盡管富岡的拳頭並沒有直接轟擊門外的警察,但是,能量波動攜帶著木榍就如子彈一樣射出,將直接對著門外正想破門而入的警察的身體射插得千瘡百孔,被無法抵擋的拳風擠壓到走廊的牆壁上。
那扇牆自然也無法抵受得到富岡的拳壓,“啪嚓”一聲,被壓得爆裂,擠在上面的好幾個劇類,根本就來不及慘叫,就被擠壓得不成人形,鮮血濺了一地。
如此猛烈的轟擊,並沒有嚇跑走廊裡面的警察。他們等到拳風一過,企圖再次湧入。但是,巫道德變形著雙手,化成兩條帶著鋒利鋒刃的利器從房內飛出,沿著走廊上警察的腦袋削去,就像削瓜一樣,隨著“唰唰唰”的聲音響起,一顆顆的人腦隨即散落到走廊上,發出“劈劈啪啪”的可怕聲音。
“哈哈,找死。”巫道德大笑了起來,他依舊站在沙發旁邊,但雙臂就像有生命一樣自動變形著。在這一刻,他感覺到身體變形的隨心所欲,面對雖然荷槍實彈的劇情警察,簡直就視他們為螻蟻,舉手投足間就可以要了他們的性命。
“富岡,給那兩個女人治傷,否則的話等到華峰回來,見我們連兩個女人都保護不了,又會譏諷嘲笑了。”巫道德毅然成了老大的模樣,指揮著富岡。
“隊長哥哥不會隨意譏諷嘲笑別人的。”富岡反駁道,他不希望聽到有人說華峰的壞話,但依舊屁巔屁巔地走到野結衣及錢水瑤身邊。
野結衣的肩膀被流彈射中,傷勢雖重,但並不至命,但錢水瑤的小腹處被子彈貫穿,血如泉湧,雖然她用手按住傷口,但她慘白的臉容預示著,血液的流失使得她生命垂危。
富岡馬上揭開錢水瑤的外衣,往她的傷口噴了止血噴霧劑。

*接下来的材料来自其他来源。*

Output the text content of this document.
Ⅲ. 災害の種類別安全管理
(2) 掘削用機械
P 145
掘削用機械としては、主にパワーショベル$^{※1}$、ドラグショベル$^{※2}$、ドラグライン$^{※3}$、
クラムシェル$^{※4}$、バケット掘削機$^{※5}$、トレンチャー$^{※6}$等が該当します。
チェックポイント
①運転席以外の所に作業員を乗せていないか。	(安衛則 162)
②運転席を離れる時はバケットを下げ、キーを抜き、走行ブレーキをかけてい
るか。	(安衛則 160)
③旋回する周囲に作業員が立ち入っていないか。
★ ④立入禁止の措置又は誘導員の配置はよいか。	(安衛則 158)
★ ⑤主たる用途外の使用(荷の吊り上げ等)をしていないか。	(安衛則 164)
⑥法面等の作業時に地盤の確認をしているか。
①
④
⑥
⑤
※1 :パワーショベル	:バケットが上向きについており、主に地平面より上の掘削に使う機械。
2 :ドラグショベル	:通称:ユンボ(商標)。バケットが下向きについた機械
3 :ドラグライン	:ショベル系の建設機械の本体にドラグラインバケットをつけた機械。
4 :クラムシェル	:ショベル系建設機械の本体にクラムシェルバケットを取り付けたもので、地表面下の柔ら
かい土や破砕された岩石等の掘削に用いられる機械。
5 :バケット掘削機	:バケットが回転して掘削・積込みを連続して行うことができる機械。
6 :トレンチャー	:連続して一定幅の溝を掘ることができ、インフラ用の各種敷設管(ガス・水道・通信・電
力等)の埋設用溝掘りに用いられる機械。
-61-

只不過子彈貫穿小腹,重傷了好幾個內髒器官,除非孫慕蓮回來,否則的話,作為仍是普通人的錢水瑤,恐怖不能繼續移動身體。否則內髒出血,依然會要了她的性命。
“阿姨,你雖然感覺不到疼痛,不過因為這種藥只能治療外傷,無法治療你被射爛的內髒,所以你如果一旦動彈,觸動傷勢,後果不堪設想。”富岡安慰道。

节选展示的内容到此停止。